Of the building blocks needed to create a great user experience online, research has proven that high quality photography is one of the most important. Whether you need your website to entice potential customers through blog posts, or have a social media campaign that is expanding the reach of your brand, imagery is key. How strong is the research, you might ask? Here are a few of the many data points for you:
- Digital content receives 94% more views if relevant images are included;
- Posts on Facebook with images receive 230% more likes, comments and shares than posts without;
- The use of authentic images improves the trustworthy index of B2B sites.
Besides attracting readers to keep reading, photos are valuable by packing more information into every second of engagement. Our brains are wired to process visuals 60,000 faster than text, making the most of every page view. (Learn more about the neuroscience behind websites in this blog post.)
The challenge is: camera phones are so common, many people think creating a good photo is intuitive.
It’s not. Not all photos are created equal. So let’s break down the two areas that you need to understand to create and effectively use high quality photography.
First: what makes a high quality photo?
- The foundation of all photo choices and usage must be your brand strategy. Is your brand voice formal or quirky? Are you presenting to a B2B audience, or a specific consumer demographic? You want to use images that connect with your target audience. And don’t forget your brand color scheme. Your photos should include the colors from your brand palette.
- When possible, include pictures you have taken yourself. This is especially true for blog posts and social media posts. While stock photography is necessary for many of uses throughout a website, social media post engagement is significantly higher with authentic, personal photos.
- When you are taking your photos, remember that lighting is the single most important factor. You need lighting that will show all the details of your photo, but not so much light that you have bright spots and dark shadows. If you don’t have an indoor location with bright light, go outside early afternoon. Out of the direct sun, you can find balanced natural light.
- Composition of the photo helps point the eye towards your message. Be strategic when you consider the layout of the photo, and crop strategically.
- It’s ok to use stock photography for an unusual subject or large images, just be selective with your photos. Common stock photography sites like iStock.com and Shutterstock.com have quite a few cliché photos. But they also have some unique images if you take the time to dig. Other sources for uncommon photos are: fancycrave.com, deathtothestockphoto.com, and unsplash.com.
- Don’t use pictures of real people without their permission. It’s considered an endorsement of your brand, and you could create ill will (or worse) if you don’t explicitly ask their permission.
Then: optimize your images for online use
- One reason you will almost always need to edit a photo for online use: file size. DSLR cameras and smartphones take photos that are 1MB and larger. If you were to use these unedited photos, it would slow your page load times to a crawl. Instead:
- use photo editing software to reduce the resolution.

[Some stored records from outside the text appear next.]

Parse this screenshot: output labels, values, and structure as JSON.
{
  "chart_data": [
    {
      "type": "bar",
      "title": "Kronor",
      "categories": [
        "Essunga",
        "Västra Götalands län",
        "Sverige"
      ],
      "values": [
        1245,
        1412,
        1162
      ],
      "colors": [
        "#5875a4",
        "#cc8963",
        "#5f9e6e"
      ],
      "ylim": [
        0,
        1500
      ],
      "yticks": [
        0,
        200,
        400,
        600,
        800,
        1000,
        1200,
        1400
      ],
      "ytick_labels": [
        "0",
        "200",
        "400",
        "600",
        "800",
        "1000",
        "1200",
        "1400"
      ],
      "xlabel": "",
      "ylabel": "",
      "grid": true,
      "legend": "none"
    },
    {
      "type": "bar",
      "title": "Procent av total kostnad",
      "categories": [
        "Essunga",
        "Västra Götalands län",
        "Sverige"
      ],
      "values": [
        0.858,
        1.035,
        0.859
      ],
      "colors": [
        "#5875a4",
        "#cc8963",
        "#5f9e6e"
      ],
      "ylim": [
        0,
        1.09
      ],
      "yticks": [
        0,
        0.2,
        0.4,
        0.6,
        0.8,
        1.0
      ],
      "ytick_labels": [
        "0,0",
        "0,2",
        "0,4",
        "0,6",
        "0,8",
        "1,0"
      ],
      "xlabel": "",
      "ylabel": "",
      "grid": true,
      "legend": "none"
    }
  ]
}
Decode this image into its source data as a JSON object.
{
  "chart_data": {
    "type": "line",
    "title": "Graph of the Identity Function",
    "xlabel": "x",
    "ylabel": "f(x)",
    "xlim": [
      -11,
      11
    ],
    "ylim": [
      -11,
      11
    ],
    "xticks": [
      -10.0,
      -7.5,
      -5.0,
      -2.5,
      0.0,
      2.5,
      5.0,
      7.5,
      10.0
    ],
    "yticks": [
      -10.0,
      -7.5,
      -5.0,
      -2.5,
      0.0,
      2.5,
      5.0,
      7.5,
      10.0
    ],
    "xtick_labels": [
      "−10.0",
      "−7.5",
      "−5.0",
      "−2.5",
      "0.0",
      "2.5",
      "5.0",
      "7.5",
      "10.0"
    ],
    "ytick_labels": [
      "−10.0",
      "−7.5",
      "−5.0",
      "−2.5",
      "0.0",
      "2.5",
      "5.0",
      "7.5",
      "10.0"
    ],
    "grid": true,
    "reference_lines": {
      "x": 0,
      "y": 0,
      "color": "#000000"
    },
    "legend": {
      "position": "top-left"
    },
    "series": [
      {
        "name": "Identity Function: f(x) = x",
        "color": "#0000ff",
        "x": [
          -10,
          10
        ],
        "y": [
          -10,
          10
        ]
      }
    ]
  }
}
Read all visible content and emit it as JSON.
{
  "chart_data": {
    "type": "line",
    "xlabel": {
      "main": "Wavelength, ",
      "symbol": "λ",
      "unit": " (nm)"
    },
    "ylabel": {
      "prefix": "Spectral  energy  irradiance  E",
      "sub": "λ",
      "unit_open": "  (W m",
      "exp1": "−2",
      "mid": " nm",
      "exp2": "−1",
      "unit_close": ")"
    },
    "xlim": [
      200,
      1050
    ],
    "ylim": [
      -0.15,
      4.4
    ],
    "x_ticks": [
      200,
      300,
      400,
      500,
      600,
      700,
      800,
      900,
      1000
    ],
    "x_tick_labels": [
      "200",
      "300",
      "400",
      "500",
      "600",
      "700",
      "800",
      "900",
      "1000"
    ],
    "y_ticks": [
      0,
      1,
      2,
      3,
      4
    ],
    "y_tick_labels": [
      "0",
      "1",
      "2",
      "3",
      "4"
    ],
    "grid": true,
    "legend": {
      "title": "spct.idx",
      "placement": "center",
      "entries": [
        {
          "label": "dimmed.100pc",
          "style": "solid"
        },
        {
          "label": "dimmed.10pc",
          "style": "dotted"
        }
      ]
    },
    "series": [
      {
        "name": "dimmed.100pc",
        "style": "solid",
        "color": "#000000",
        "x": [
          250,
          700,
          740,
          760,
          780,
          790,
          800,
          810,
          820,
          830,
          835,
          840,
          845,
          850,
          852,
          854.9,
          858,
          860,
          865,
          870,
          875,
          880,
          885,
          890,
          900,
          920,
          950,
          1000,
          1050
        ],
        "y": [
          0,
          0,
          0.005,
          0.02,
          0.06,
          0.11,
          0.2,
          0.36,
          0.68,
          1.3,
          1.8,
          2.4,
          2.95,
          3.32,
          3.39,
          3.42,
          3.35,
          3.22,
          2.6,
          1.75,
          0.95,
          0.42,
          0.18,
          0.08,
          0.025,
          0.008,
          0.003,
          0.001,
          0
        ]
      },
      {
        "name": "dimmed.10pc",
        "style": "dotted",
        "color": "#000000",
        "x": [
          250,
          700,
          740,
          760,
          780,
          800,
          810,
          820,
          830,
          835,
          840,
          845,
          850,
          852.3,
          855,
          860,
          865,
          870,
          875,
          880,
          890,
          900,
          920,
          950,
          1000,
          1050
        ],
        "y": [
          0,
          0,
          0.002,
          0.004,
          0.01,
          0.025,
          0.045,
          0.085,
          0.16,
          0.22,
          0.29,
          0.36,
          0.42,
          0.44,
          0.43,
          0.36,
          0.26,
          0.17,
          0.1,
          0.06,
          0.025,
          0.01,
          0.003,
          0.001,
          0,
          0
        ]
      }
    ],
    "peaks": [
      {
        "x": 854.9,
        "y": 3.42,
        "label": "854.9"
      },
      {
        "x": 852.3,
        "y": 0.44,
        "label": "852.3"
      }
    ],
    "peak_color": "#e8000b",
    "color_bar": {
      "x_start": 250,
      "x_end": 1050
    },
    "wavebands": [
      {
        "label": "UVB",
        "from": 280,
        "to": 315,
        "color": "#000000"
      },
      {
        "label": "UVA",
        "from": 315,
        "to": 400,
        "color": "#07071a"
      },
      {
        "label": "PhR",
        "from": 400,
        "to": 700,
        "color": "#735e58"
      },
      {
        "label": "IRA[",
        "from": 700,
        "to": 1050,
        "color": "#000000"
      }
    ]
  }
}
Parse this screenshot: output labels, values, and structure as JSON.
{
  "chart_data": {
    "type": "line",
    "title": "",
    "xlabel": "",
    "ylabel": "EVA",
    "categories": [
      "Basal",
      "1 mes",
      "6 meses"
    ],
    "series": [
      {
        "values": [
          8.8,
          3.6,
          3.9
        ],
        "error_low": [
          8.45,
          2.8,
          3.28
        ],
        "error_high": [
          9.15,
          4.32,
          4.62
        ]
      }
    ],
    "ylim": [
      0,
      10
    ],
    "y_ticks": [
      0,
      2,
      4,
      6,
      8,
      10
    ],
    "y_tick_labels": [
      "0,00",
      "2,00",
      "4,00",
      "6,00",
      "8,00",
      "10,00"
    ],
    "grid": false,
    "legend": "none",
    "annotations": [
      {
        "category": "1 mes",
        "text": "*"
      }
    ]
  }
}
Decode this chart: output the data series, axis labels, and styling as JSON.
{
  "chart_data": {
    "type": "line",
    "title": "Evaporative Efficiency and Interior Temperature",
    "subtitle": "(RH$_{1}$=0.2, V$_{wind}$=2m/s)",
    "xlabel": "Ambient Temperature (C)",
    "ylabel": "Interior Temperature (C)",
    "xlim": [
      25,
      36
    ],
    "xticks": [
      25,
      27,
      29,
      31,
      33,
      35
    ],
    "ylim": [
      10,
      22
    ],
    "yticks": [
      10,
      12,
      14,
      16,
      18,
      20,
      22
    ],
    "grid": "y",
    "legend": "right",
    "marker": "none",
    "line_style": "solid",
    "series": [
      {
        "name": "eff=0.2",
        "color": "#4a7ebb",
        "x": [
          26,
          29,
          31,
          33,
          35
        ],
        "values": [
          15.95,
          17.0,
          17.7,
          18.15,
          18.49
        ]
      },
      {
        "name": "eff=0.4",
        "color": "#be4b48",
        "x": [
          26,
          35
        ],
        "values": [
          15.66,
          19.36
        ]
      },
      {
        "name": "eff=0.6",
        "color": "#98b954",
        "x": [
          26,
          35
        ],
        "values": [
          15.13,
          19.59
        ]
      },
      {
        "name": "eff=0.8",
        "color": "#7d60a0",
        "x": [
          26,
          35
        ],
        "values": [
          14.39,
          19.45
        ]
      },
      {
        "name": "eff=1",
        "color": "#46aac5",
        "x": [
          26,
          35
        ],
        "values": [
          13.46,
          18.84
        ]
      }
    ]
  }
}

You don’t need – or want – a photo to be print quality. This will save a lot of file size.
- Most social media platforms will automatically resize images when you upload them. You will loose control over how the image might be cropped – or the ultimate resolution quality – but file size will be reduced.
- Most original photos straight from your camera have much larger dimensions than you need for a blog post or social media post. Use editing software to crop the photo smaller to the right size (we have dimension guidelines below).
- For most photos in the body of a blog post, we suggest aiming for no more than 70KB in size (for the hero images at the top of the page, we bump that up if necessary, but no larger than 200MB).
- Looking for photo editing software? There are several apps you can get for Android and iPhones. For desktop use, we suggest Photoshop Elements or Paint.net. Apps like Canva and Adobe’s Spark can create great social media posts with your own photos or their built in stock photography options.
- Know what image dimensions each social media platform uses. If you want to be precise on the layout of your photo (because you are a master at composition, like we mention above), here’s a list of the common platforms’ image sizes:
- Facebook: 1200 pixels wide by 630 pixels tall
- LinkedIn: 1200px wide by 627px tall
- Twitter: minimum of 440px wide by 220px tall, and you can tweet up to 4 images at a time.
- Pinterest: 600px wide by 900px tall is optimal – or any 2:3 aspect ratio
- Instagram: any square size by 1080px wide by 1080px tall is recommended.
- Check your post on your phone and a desktop computer to see how the photo layout is working. Social media platforms will center your photos differently depending on your device. For a perfect composition, make sure you take a look in case you need to quickly recrop.
We can’t over-emphasize how important it is to check your photos after they are posted. All social media platforms and most blogging platforms have built in photo alignment settings that can surprise you (and create an unpleasant experience for your user). But investing a bit more time will get you the polish you are hoping for.